The following two days felt like a whirlwind. In between packing up my life at university to work from home, I also attended and spoke at the Graphene Flagship’s first ever virtual conference — Women in Graphene 2020 from 18-19 March. The conference was originally planned to be in Bologna, Italy, but shifted in early March to an online platform hosted by Virtway Events.
Around 70 people from around the world attended the event and, despite being online (and free for attendees), it was fully immersive and, in many ways, mimicked a real conference. It was possible to have discussions with groups of people just as you would in real life as well as conduct audience Q&As, applaud and even wave. It felt like we were in The Sims!

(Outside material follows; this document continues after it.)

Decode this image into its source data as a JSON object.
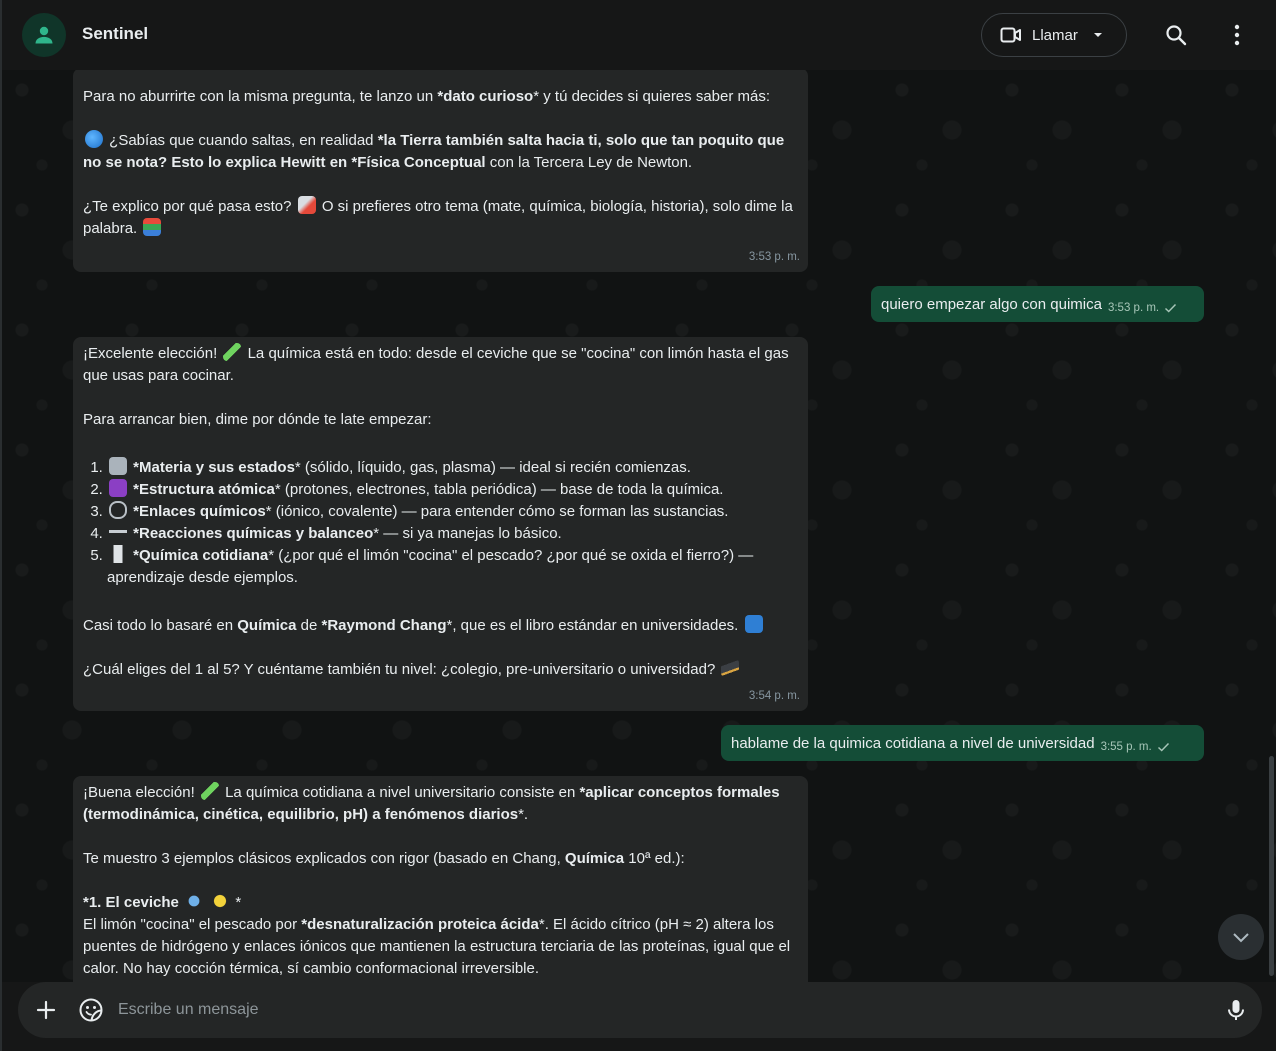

Being virtual brought several advantages. It meant that those who may have otherwise struggled to make it to Italy were now able to attend. It allowed more people to ask in-depth questions or perhaps, more personal questions that would be more difficult to ask at an actual event. It also allowed individuals in the Women in Graphene network to connect in a way never done before such as continuing conversations and discussions after the event.
Finding a new normal
Once the conference was over, I switched my priority to ensuring my undergraduate students feel that they have the support they need. I know that many of them have things to worry about beyond their studies and right now, it is even more important to be an understanding tutor.
Physics in the pandemic: ‘Events moved quicker than I had anticipated’
I have not yet quite found my new “normal” but I am confident that I can keep my head above water for the foreseeable future. I am using the lockdown as downtime to prioritise and plan the remainder of my PhD. I am particularly thankful to those who are supporting me during these unpredictable times and I too am making an extra effort to stay connected with friends, family and loved ones.
Indeed, it is more important than ever to keep connected to the physics community and to show each other kindness, support and care.